The survey of nearly 500 global institutions garnered sobering findings from North America, with 82% of Canadian universities and 48% of US institutions reporting lower undergraduate enrolments in 2025 compared with the previous year.
“The scale of the decline in Canada and the US reflects structural contractions influenced by policy shifts, heightened visa uncertainty and affordability pressures in various markets,” said Ashley Fitchette, Studyportals’ senior vice president: global partnerships.
“Globally, North America is the outlier now, which traditionally has not been the case.”
At the postgraduate level, the data showed 71% of Canadian institutions and 63% of US institutions reported declines this year – a trend Fitchette said was “strategic, not cyclical”.

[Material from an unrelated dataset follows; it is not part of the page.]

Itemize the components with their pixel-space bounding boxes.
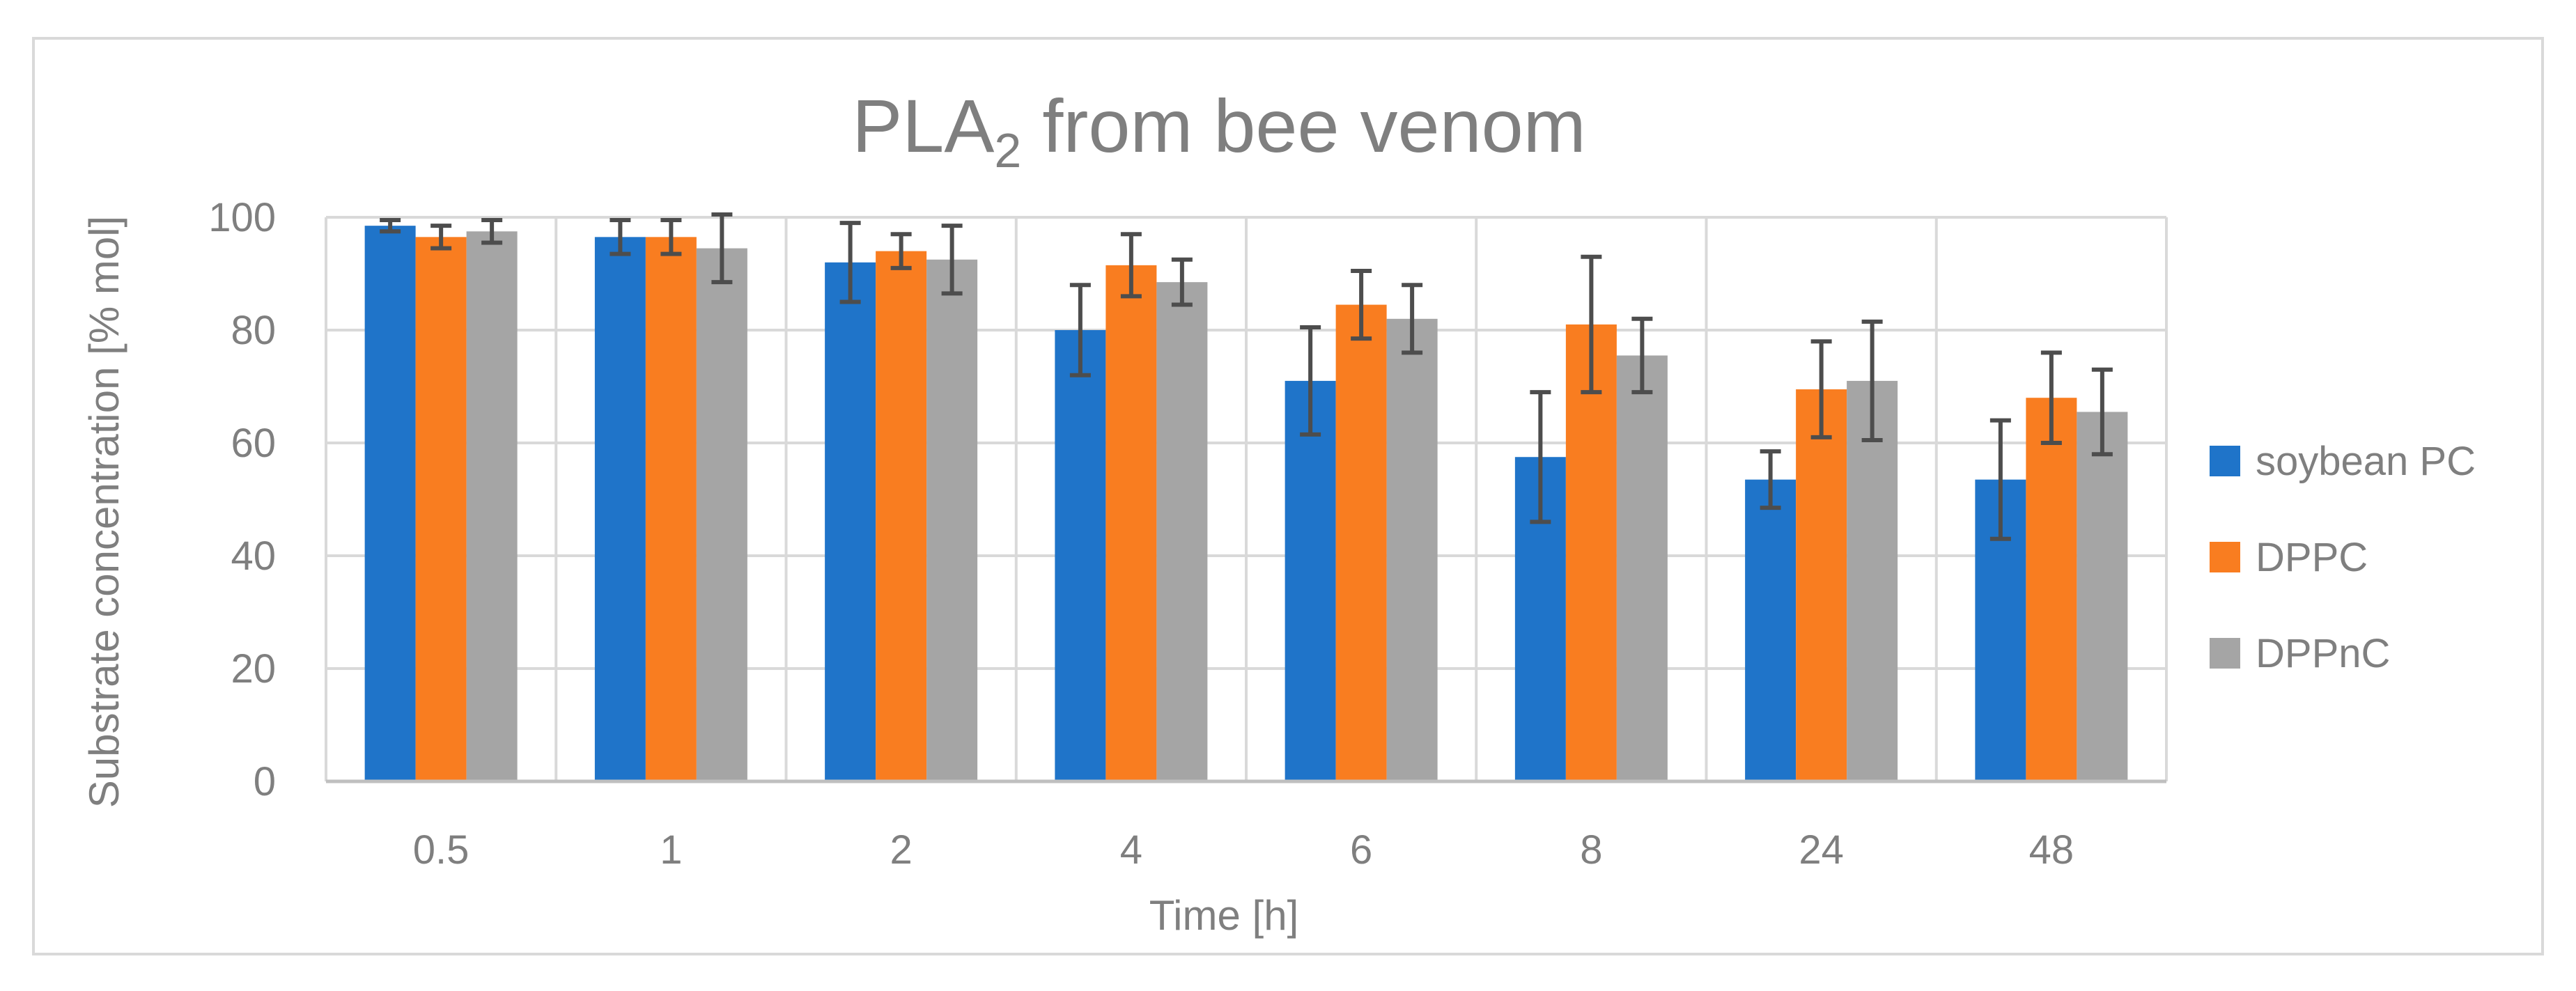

In Canada, the drastic falls amounted to 36% and 35% drops at the bachelor’s and master’s levels respectively, compared to the previous year.
Meanwhile, declines in the US amounted to a 6% drop in undergraduate students and a 19% drop in postgraduate students.
Experts highlighted myriad policy changes across Canada and the US impacting work rights, study-to-career pathways and new constraints on dependants that are “reshaping decision-making at every level of the student journey”.
In Canada, institutions have weathered nearly two years of policy changes since the government’s study permit caps in January 2024, with student numbers set to fall far short of government targets for next year – in what many experts see as an “overcorrection” on the government’s part.
The damaging repercussions of federal policy changes were reflected starkly in the survey, with 90% of Canadian respondents citing restrictive government policies as the number one obstacle facing their institution, compared to a global average of 68%.
In face of such challenges, 60% of Canadian universities said they would cut budgets in the coming year, while half are anticipating staff layoffs.
It’s mission critical for North American universities to be building bridges and fostering alliances with their Asian counterparts
Ashley Fitchette, Studyportals
In the US, international students have been a central target of the Trump administration’s immigration crackdown, with 85% of US respondents now seeing restrictive government policies and issues obtaining visas as a major problem – up from 58% in 2024, the survey revealed.
Elsewhere, Fitchette said Europe and Asia were becoming “new gravity centres for students looking for welcoming communities”, absorbing the redistributed demand.
In the UK, international enrolments grew by 3% across study levels, but the destination saw the worst affordability challenges of any country, with 72% saying tuition and living costs were a top barrier, up from 58% last year.
Among Asian countries, bachelor’s enrolments rose by 8% from the previous year, while master’s grew by 3%, with European countries experiencing similar modest growth.
As was noted elsewhere in the conference, it is not just ‘big four’ woes driving the shifts in global mobility, but the increasing perception of the quality of education in emerging destinations is also playing a large role – with strong attention paid to Asia.
“That’s where this big four is turning into the big 14,” said Fitchette, advising North American institutions that it was “mission critical” to build bridges and foster alliances with Asian counterparts.
At the same time, 60% of Canadian and over half of American institutions said they planned to diversify into new markets – marking a “proactive approach to offsetting those financial pressures”, said Mary Phillips, recognition manager at OUP.